De lui j’ai gardé cette machine à écrire Erika produite à Dresde par Seidel & Naumann à la fin des années 1920. C’était un des premiers modèles portables européen. La machine voyage dans une valise en cuir et était très prisée par les étudiants, écrivains et… secrétaires. Elle était réputée pour sa frappe nette et sa mécanique fine. Elle avait de fort belles touches en verre cerclées d’acier. On a pu dire que le son des Erika des années 1920 était l’un des plus harmonieux des machines européennes.

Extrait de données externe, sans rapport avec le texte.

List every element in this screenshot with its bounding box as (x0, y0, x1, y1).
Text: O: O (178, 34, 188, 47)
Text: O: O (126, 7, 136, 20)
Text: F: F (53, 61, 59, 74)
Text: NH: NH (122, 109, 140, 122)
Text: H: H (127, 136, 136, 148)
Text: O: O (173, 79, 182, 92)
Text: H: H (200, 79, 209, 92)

C’est la machine de mes premiers poèmes.
C’est à cette machine que je pensais lorsque je découvris dans les archives, aux côtés d’Anouche Kunth, des liasses de duplicatas de certificats destinés aux réfugiés arméniens. A l’émotion de la découverte des traces des survivants du génocide s’est mêlée la musique des touches, la forme des lettres et des signes de ponctuation, les traces sur mes doigts du papier carbone qui permettait de faire un double, cette si fragile pelure.
C’est la machine de mes premiers poèmes, ma machine poétique. Elle devenait la machine de l’ « authentification inlassable des êtres », forme fixe d’une identité, édifice d’une survie, comme l’écrivit Anouche dans « Au bord de l’effacement. Sur les pas d’exilés arméniens dans l’entre-deux-guerres » (La Découverte.)
Il me restait à faire numériser ces documents, pour que les pelures cessent de s’émietter, pour que, peut-être, des descendants y lisent quelque chose de leurs grands-parents. Il me restait à travailler, avec Dzovinar Kévonian, avec tant d’autres, avec les traces enfouies.